O procurador-geral da República, Augusto Aras, ajuizou Ação Direta de Inconstitucionalidade (ADI 7206) no Supremo Tribunal Federal (STF) contra dispositivo da Constituição do Estado do Pará que integra o cargo de delegado de polícia civil nas carreiras jurídicas da administração estadual e torna a atividade privativa de bacharéis em direito.

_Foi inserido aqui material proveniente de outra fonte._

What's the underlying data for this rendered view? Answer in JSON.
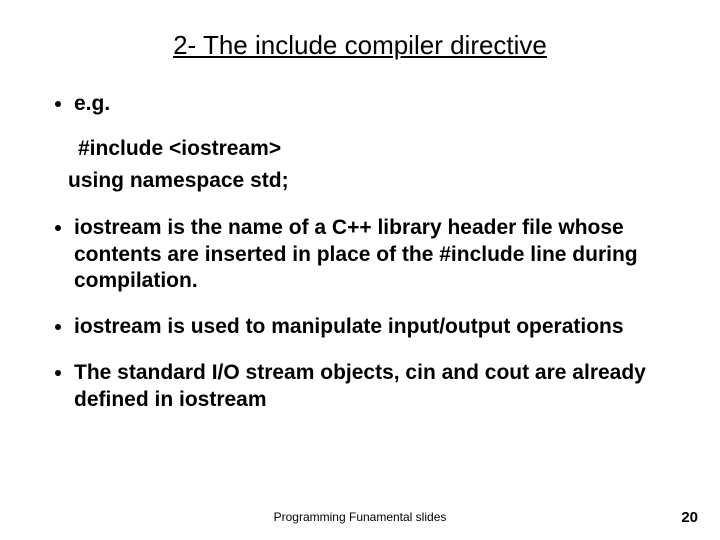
{
  "title": "2- The include compiler directive",
  "bullets": {
    "eg": "e.g.",
    "code1": "#include <iostream>",
    "code2": "using namespace std;",
    "b1": "iostream  is the name of a C++ library header file whose contents are inserted in place of the #include line during compilation.",
    "b2": "iostream is used to manipulate input/output operations",
    "b3": "The standard I/O stream objects, cin and cout are already defined in iostream"
  },
  "footer": {
    "center": "Programming Funamental slides",
    "page": "20"
  }
}
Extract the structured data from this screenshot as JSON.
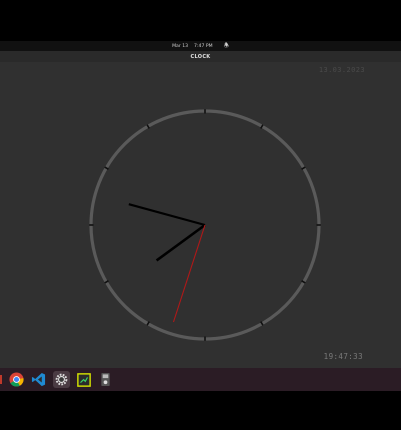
{
  "topbar": {
    "date": "Mar 13",
    "time": "7:47 PM",
    "bell_icon": "bell-icon"
  },
  "window": {
    "title": "CLOCK"
  },
  "clock": {
    "date_text": "13.03.2023",
    "time_text": "19:47:33",
    "hours": 19,
    "minutes": 47,
    "seconds": 33,
    "colors": {
      "face_ring": "#5a5a5a",
      "hands": "#000000",
      "second_hand": "#b01818",
      "background": "#303030"
    }
  },
  "dock": {
    "apps": [
      {
        "name": "chrome-icon",
        "active": false
      },
      {
        "name": "vscode-icon",
        "active": false
      },
      {
        "name": "settings-icon",
        "active": true
      },
      {
        "name": "terminal-app-icon",
        "active": false
      },
      {
        "name": "device-app-icon",
        "active": false
      }
    ]
  }
}
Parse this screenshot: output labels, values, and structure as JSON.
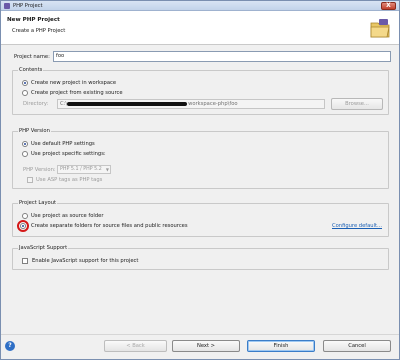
{
  "window": {
    "title": "PHP Project",
    "close_symbol": "X"
  },
  "header": {
    "title": "New PHP Project",
    "subtitle": "Create a PHP Project"
  },
  "project_name": {
    "label": "Project name:",
    "value": "foo"
  },
  "contents": {
    "title": "Contents",
    "options": [
      {
        "label": "Create new project in workspace",
        "checked": true
      },
      {
        "label": "Create project from existing source",
        "checked": false
      }
    ],
    "directory": {
      "label": "Directory:",
      "value_prefix": "C:\\",
      "value_suffix": "workspace-php\\foo"
    },
    "browse_label": "Browse..."
  },
  "php_version": {
    "title": "PHP Version",
    "options": [
      {
        "label": "Use default PHP settings",
        "checked": true
      },
      {
        "label": "Use project specific settings:",
        "checked": false
      }
    ],
    "version_label": "PHP Version:",
    "version_value": "PHP 5.1 / PHP 5.2",
    "asp_tags_label": "Use ASP tags as PHP tags"
  },
  "project_layout": {
    "title": "Project Layout",
    "options": [
      {
        "label": "Use project as source folder",
        "checked": false
      },
      {
        "label": "Create separate folders for source files and public resources",
        "checked": true
      }
    ],
    "configure_link": "Configure default..."
  },
  "javascript_support": {
    "title": "JavaScript Support",
    "enable_label": "Enable JavaScript support for this project"
  },
  "buttons": {
    "help": "?",
    "back": "< Back",
    "next": "Next >",
    "finish": "Finish",
    "cancel": "Cancel"
  },
  "colors": {
    "accent": "#2f6fc6",
    "highlight_ring": "#d41818",
    "link": "#1a5fb4"
  }
}
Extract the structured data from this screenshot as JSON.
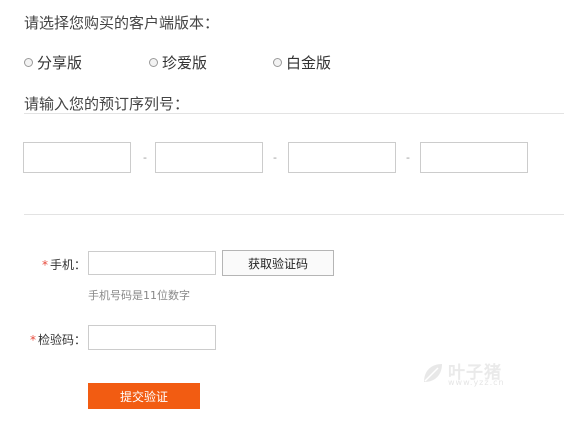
{
  "version_section": {
    "title": "请选择您购买的客户端版本：",
    "options": [
      {
        "label": "分享版"
      },
      {
        "label": "珍爱版"
      },
      {
        "label": "白金版"
      }
    ]
  },
  "serial_section": {
    "title": "请输入您的预订序列号：",
    "separator": "-"
  },
  "verify_form": {
    "required_mark": "*",
    "phone_label": "手机：",
    "get_code_button": "获取验证码",
    "phone_hint": "手机号码是11位数字",
    "code_label": "检验码：",
    "submit_button": "提交验证"
  },
  "watermark": {
    "main_text": "叶子猪",
    "sub_text": "www.yzz.cn"
  }
}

O dispositivo (parágrafo único do artigo 197) é fruto da aprovação da Emenda Constitucional (EC) 46/2010, que, por sua vez, foi apresentada por meio de proposição parlamentar. Segundo Aras, ao aprovar a regra, a Assembleia Legislativa do Pará invadiu a competência privativa do chefe do Poder Executivo estadual, pois a matéria referente ao regime jurídico da carreira de delegado de polícia e a organização administrativa de órgão de segurança pública está sujeita à reserva de iniciativa do governador, violando também a regra constitucional da separação de Poderes.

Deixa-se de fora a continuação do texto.